The observed difference in the findings of these studies can be attributed to the characteristics of participants. In our study, patients had not been treated with any renal replacement therapy or iron supplementation treatment. Therefore the proportion of patients with iron deficiency anemia in our study were higher than those above studies.

As shown in Table 2, the mean concentration of MCHC and RET-He in CKD patients with ID was significantly lower than that of patients without ID (P = 0.001 and P < 0.001, respectively). This finding is entirely consistent with the characteristic of iron-deficiency anemia, hypochromic anemia, and decreased concentration of RET-He.

When studying the correlation between RET-He and some iron status indices, we found a strong positive correlation between RET-He and serum iron (r = 0.513, P < 0.001), and TSAT (r = 0.589, P < 0.001); a moderate positive correlation between RET-He and Ferritin (r = 0.399, P < 0.001); and a slight negative correlation between RET-He and TIBC (r = -0.182, P = 0.037) (Table 3). Measurement of reticulocyte hemoglobin equivalent (RET-He) is a test to diagnose and monitor ID anemia. RET-He is an early measurement of the current iron supply to erythropoiesis in the bone marrow (24). Therefore, when ID occurs, manifesting in the depletion of red blood cells (decreased MCH) or decreased serum iron and ferritin concentrations, the concentration of RET-He will also decreases.

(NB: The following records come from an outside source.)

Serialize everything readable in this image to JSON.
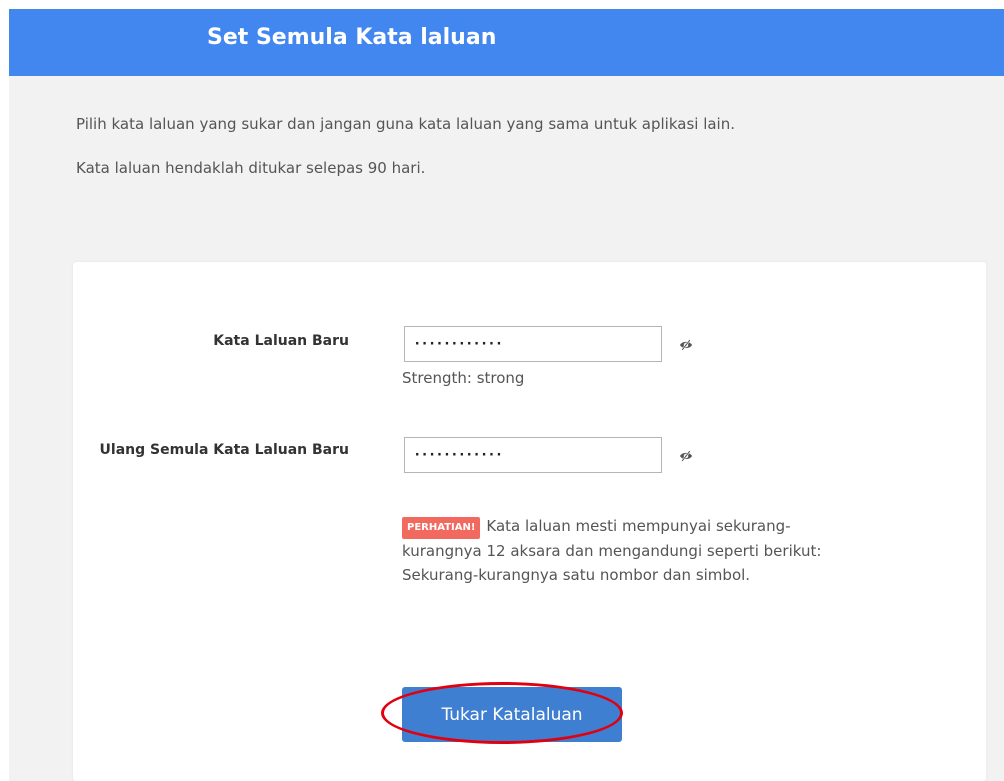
{
  "header": {
    "title": "Set Semula Kata laluan"
  },
  "intro": {
    "line1": "Pilih kata laluan yang sukar dan jangan guna kata laluan yang sama untuk aplikasi lain.",
    "line2": "Kata laluan hendaklah ditukar selepas 90 hari."
  },
  "form": {
    "new_password": {
      "label": "Kata Laluan Baru",
      "value": "············",
      "toggle_icon": "eye-slash-icon"
    },
    "strength": "Strength: strong",
    "confirm_password": {
      "label": "Ulang Semula Kata Laluan Baru",
      "value": "············",
      "toggle_icon": "eye-slash-icon"
    },
    "notice": {
      "badge": "PERHATIAN!",
      "text": "Kata laluan mesti mempunyai sekurang-kurangnya 12 aksara dan mengandungi seperti berikut: Sekurang-kurangnya satu nombor dan simbol."
    },
    "submit_label": "Tukar Katalaluan"
  },
  "colors": {
    "header_bg": "#4286f0",
    "page_bg": "#f2f2f2",
    "button_bg": "#3f7fd2",
    "badge_bg": "#f26a5f",
    "highlight_ring": "#e1000f"
  }
}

Many studies used RET-He as a reliable indicator to assess ID in CKD patients. Based on the ROC curve analysis (Figure 1), RET-He had a good predictive value for ID in CKD patients compared to some traditional iron indices (AUC = 0.762; P < 0.001; cut-off value: 28.15 g/L, the sensitivity of 45.5%, and the specificity of 100%). Our results were similar to those of Miwa et al.. In this study, RET-He had a good predicting value for ID with AUC = 0.776; cut-off value = 33pg; sensitivity = 74.3%; specificity = 64.9% (23). Brugnara et al. also showed that at the cut-off level of 27.2 pg, RET-He had a diagnostic value for ID with AUC = 0,913; P < 0.0001; sensitivity up to 93.3%; specificity of 83.2% (25). A multivariate regression model using backward selection criteria was established to confirm the predictive value of RET-He in predicting ID in CKD patients. The results presented in Table 4 show that serum iron, RET-He, serum albumin, and MCV were independent risk factors for predicting ID in CKD patients.

5.1. Conclusions

In conclusion, RET-He had a good predictive value of iron deficiency in CKD patients compared to some traditional iron indices.